Tom Lane's message here is the traditional "prepping" announcement that kicks off this cycle for the v19 (2026) development series, timed after minor-release dust settles to avoid conflicting with back-patch activity.
Technical Mechanics
typedefs.list Synchronization
src/tools/pgindent/typedefs.list is critical to pgindent's operation because BSD indent cannot parse C declarations without knowing which identifiers are typedef names (versus variable names). Misclassifying a typedef causes incorrect spacing around pointer declarations, cast expressions, and variable declarations.
The canonical list is generated by the buildfarm by extracting DWARF debug symbols from built binaries across multiple platforms — this catches platform-specific typedefs (Windows, BSD variants) that a single developer's build would miss. The in-tree file is maintained manually by committers adding new typedefs as they go, but Tom notes this is "not perfect" — the delta between manual maintenance and buildfarm-authoritative state represents accumulated drift.
Multiline Comment Formatting (Patch [1])
The change enforces that multiline comment blocks begin with an empty first line:
/* isn_out → /*
* ... * isn_out
*/ * ...
*/
This is stylistically uniform with the vast majority of existing PostgreSQL comments, but has been inconsistently applied. The significance is not functional but maintenance-related: uniform comment structure makes automated tooling (comment extraction, documentation generation) and human diff review more predictable.

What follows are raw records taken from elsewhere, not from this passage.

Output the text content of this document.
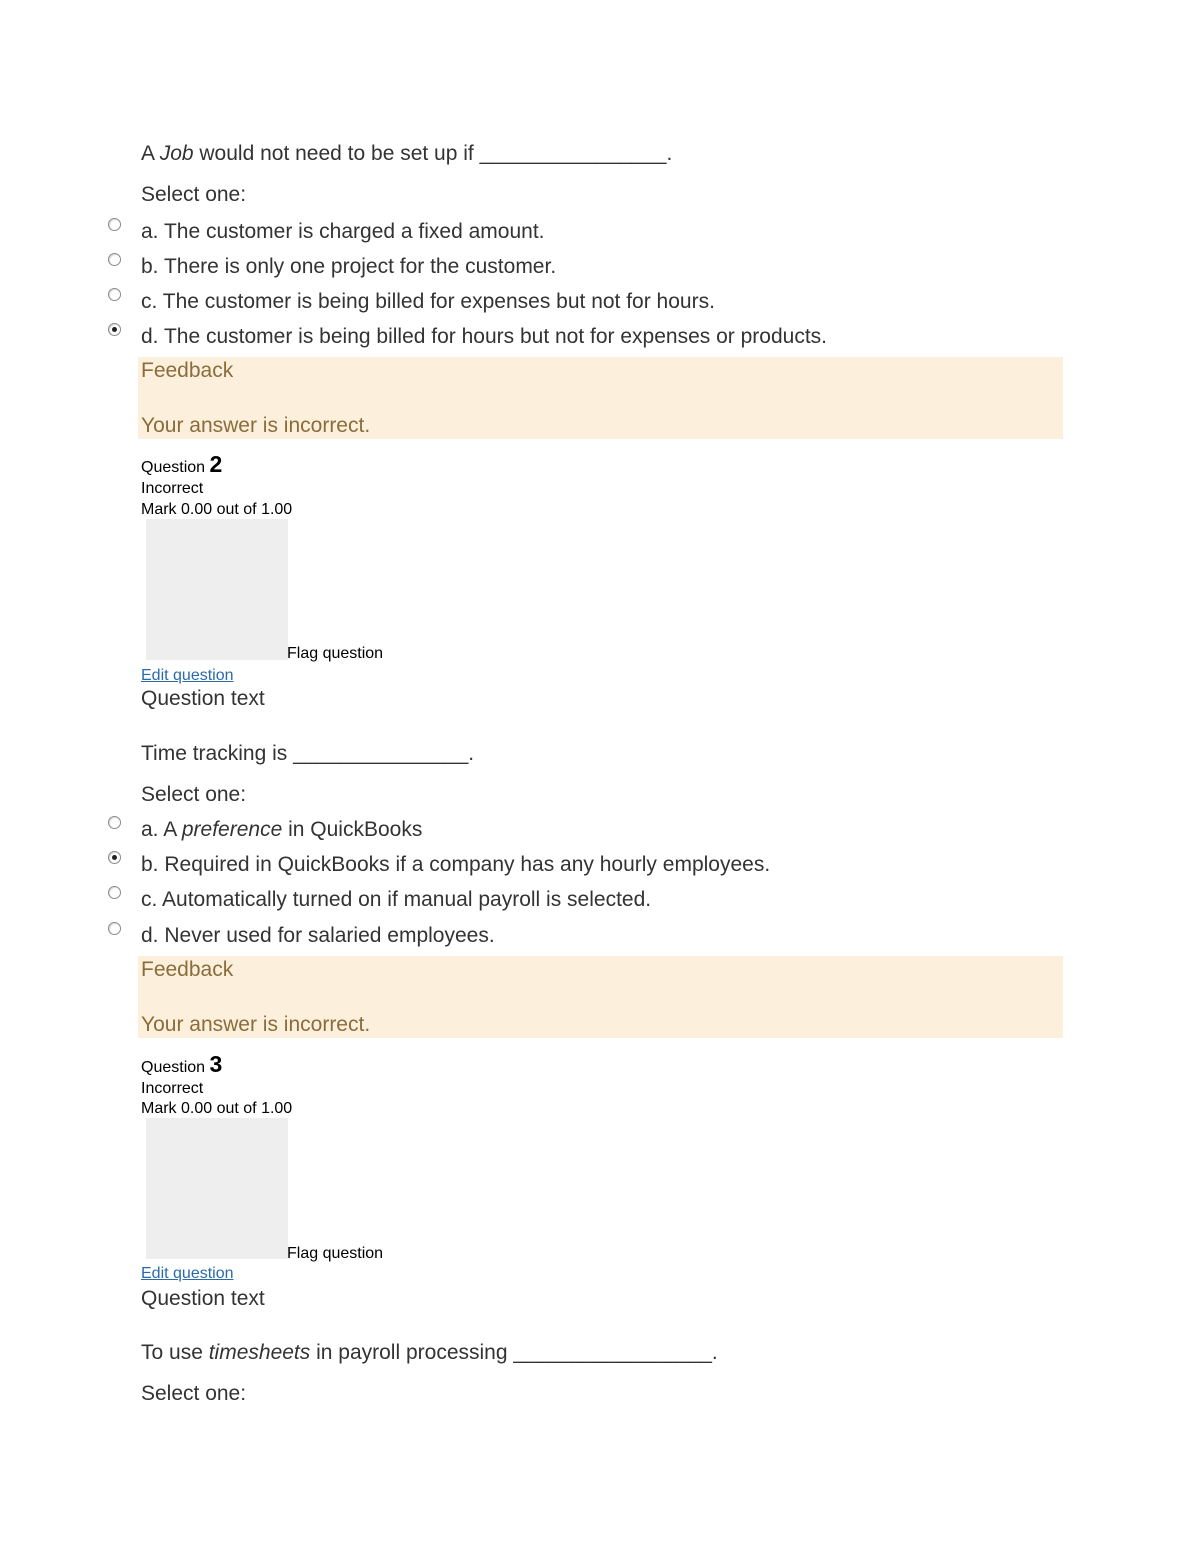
A Job would not need to be set up if ________________.
Select one:
a. The customer is charged a fixed amount.
b. There is only one project for the customer.
c. The customer is being billed for expenses but not for hours.
d. The customer is being billed for hours but not for expenses or products.
Feedback
Your answer is incorrect.
Question 2
Incorrect
Mark 0.00 out of 1.00
Flag question
Edit question
Question text
Time tracking is _______________.
Select one:
a. A preference in QuickBooks
b. Required in QuickBooks if a company has any hourly employees.
c. Automatically turned on if manual payroll is selected.
d. Never used for salaried employees.
Feedback
Your answer is incorrect.
Question 3
Incorrect
Mark 0.00 out of 1.00
Flag question
Edit question
Question text
To use timesheets in payroll processing _________________.
Select one:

The 99% figure Tom cites indicates this is a low-risk mechanical change.
Space After Comma Before Ellipsis (Patch [2])
Two distinct beneficiaries:
Variadic function declarations: const char *fmt,...) → const char *fmt, ...). This aligns with standard C style guides and PostgreSQL's own convention for other comma-separated lists. BSD indent historically treated ... as a special token and elided the space.
Designated initializers: .color = RBTBLACK,.left = RBTNIL → .color = RBTBLACK, .left = RBTNIL. This is arguably a more substantive readability win — the dense form makes it genuinely harder to parse field boundaries, especially in larger struct initializers. The RBTree sentinel example is illustrative; similar patterns appear throughout the tree in places like node tag initialization and GUC tables.
Tom's assessment that "I don't see any places where it makes anything worse" is the key approval criterion — pgindent changes are accepted based on Pareto-improvement: they must not regress any existing well-formatted code.
Architectural Significance
While superficially cosmetic, the pgindent run and its associated tool changes have real engineering implications:
- Back-patching friction: A major reformatting creates a "wall" in
git blame and git log -p history. Doing it once per cycle at a predictable time (pre-beta) concentrates the pain and allows tooling (e.g., git blame --ignore-revs-file) to work around it cleanly.
- Extension authors: pgindent rules are the de facto standard for out-of-tree extensions; improvements propagate outward.
- Review burden reduction: Consistent mechanical formatting means human reviewers can focus on semantic changes rather than style nits during patch review.
Process Notes
The bundled work items — pgindent, pgperltidy, renumber_oids.pl, copyright.pl — are batched for efficiency. renumber_oids.pl is particularly important: during development, newly-assigned catalog OIDs tend to cluster in ad-hoc ranges that developers pick; renumbering compacts them into the proper permanent range (typically moving development OIDs from 8000+ down to the next available production range) before the catalog is frozen at beta1. After beta1, OIDs become part of the on-disk ABI for pg_upgrade and cannot be renumbered.
This message is essentially a committer's heads-up — Tom Lane, as the de facto steward of pgindent and release mechanics for decades, is the natural driver. The email serves as both a proposal and an advance-notice: committers with pending patches should land them before the reindent to avoid merge conflicts, and those with opinions on the formatting changes have a window to object before they're applied tree-wide.